I'm reading Programming Elixir ≥ 1.6 right now and there are two interesting examples of coding Fizzbuzz.

``````defmodule Fizzbuzz do
def upto(n) when n > 0, do: _upto(1, n, [])

defp _upto(_current, 0, result), do: Enum.reverse(result)

defp _upto(current, left, result) do
next_answer =
cond do
rem(current, 3) == 0 and rem(current, 5) == 0 -> "Fizzbuzz"
rem(current, 3) == 0 -> "Fizz"
rem(current, 5) == 0 -> "Buzz"
true -> current
end

_upto(current+1, left-1, [next_answer | result])
end
end
``````

This is the output:

``````iex> Fizzbuzz.upto(20)

[1, 2, "Fizz", 4, "Buzz", "Fizz", 7, 8, "Fizz","Buzz", 11, "Fizz", 13, 14, "Fizzbuzz", 16, 17,
"Fizz", 19, "Buzz"]
``````

Here the function `upto` is the trampoline for the function. It calls the private function `_upto` as long as the input n is greater than 0.
`_upto` is the recursive function with accumulator. When n reaches 0, it spits out the accumulator result. We need `Enum.reverse` because the main function builds up the list in the wrong order.
The second case is the workhorse function. It sets up a binding for `next_answer` which determines whether a number satisfies one of the Fizzbuzz conditions. Then it recurses until done.
`[next_answer | result]` builds the list with `next_answer` as the head and `result` as the tail.

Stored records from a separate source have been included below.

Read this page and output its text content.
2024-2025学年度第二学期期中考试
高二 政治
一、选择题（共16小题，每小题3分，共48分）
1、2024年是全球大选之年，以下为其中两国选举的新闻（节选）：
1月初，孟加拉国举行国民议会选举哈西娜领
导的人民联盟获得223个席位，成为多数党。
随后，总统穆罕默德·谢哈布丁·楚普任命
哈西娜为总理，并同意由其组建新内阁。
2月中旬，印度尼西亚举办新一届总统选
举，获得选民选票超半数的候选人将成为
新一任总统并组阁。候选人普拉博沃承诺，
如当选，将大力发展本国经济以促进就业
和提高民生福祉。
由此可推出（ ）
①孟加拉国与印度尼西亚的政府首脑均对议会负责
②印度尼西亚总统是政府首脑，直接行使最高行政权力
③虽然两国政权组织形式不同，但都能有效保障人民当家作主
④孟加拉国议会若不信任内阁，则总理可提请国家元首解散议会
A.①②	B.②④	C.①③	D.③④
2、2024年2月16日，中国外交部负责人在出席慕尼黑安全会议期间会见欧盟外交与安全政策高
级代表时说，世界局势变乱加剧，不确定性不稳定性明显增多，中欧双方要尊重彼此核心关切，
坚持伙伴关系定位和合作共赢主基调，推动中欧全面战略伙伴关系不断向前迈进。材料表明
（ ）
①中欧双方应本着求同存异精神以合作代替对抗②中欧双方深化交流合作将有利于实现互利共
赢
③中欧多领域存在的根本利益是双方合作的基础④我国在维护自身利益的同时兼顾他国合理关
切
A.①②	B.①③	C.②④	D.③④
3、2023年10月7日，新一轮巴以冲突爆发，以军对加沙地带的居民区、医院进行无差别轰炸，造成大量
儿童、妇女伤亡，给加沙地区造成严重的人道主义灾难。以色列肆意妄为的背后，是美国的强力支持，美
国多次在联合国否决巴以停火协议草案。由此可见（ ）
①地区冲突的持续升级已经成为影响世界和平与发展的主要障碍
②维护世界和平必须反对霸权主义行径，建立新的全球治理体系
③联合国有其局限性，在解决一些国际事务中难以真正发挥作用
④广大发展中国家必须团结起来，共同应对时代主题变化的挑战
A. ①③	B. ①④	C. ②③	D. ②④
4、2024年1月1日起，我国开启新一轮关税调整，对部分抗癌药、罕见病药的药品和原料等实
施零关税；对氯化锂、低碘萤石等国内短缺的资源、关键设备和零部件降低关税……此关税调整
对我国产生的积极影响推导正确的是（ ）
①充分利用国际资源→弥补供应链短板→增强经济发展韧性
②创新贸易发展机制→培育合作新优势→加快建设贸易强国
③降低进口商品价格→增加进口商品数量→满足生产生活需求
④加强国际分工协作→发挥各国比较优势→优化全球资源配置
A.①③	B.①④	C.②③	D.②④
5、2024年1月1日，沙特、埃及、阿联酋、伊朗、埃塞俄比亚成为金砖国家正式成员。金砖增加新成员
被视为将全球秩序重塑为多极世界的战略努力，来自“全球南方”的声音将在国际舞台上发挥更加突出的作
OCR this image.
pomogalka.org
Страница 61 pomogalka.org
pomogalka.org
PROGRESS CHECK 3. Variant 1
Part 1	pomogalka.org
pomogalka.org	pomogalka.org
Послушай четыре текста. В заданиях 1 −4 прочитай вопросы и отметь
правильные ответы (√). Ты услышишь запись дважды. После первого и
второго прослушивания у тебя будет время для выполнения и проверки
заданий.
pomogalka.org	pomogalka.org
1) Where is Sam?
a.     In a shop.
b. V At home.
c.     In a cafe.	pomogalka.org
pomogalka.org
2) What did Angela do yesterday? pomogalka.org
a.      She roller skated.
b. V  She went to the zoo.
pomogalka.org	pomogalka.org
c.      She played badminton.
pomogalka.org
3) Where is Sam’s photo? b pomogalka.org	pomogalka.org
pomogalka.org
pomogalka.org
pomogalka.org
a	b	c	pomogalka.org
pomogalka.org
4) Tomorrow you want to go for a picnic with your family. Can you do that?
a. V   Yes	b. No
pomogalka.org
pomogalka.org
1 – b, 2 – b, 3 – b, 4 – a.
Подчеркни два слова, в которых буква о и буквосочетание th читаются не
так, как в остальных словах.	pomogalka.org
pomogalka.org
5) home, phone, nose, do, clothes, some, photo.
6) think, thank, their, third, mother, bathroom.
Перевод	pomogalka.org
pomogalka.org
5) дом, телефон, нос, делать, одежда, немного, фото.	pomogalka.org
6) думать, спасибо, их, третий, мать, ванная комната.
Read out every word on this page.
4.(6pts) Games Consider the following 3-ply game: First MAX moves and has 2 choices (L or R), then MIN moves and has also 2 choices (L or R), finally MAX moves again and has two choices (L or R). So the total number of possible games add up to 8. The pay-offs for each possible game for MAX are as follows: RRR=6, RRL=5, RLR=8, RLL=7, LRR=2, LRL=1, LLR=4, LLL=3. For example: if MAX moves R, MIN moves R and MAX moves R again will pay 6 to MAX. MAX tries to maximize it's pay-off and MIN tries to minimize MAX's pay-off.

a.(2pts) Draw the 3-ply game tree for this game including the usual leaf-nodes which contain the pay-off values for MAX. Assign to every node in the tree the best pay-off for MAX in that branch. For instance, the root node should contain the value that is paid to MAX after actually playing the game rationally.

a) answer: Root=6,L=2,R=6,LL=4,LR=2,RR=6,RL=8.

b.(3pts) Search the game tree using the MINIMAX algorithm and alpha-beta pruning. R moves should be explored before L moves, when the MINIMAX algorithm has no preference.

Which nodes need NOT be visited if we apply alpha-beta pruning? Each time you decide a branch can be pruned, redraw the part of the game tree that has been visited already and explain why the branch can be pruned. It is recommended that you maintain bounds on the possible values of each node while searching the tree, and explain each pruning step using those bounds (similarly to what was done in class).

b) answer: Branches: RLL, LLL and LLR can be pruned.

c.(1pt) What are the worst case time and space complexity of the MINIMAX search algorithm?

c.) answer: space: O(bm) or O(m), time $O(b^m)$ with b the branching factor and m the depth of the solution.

The book also has an interesting second example which uses `Enum.map` and pattern matching.

``````defmodule Fizzbuzz do
def upto(n) when n > 0, do: 1..n |> Enum.map(&fizzbuzz/1)

defp fizzbuzz(n), do: _fizzword(n, rem(n, 3), rem(n, 5))

defp _fizzword(_n, 0, 0), do: "Fizzbuzz"
defp _fizzword(_n, 0, _), do: "Fizz"
defp _fizzword(_n, _, 0), do: "Buzz"
defp _fizzword(n, _, _), do: n
end
``````

Here, `upto` maps over the range of 1 to the input number with the private function `fizzbuzz`.
And `fizzbuzz` uses `_fizzword` and pattern matching to determine the output result.

I find Elixir's pattern-matching novel, as I haven't encountered a language that does things this way.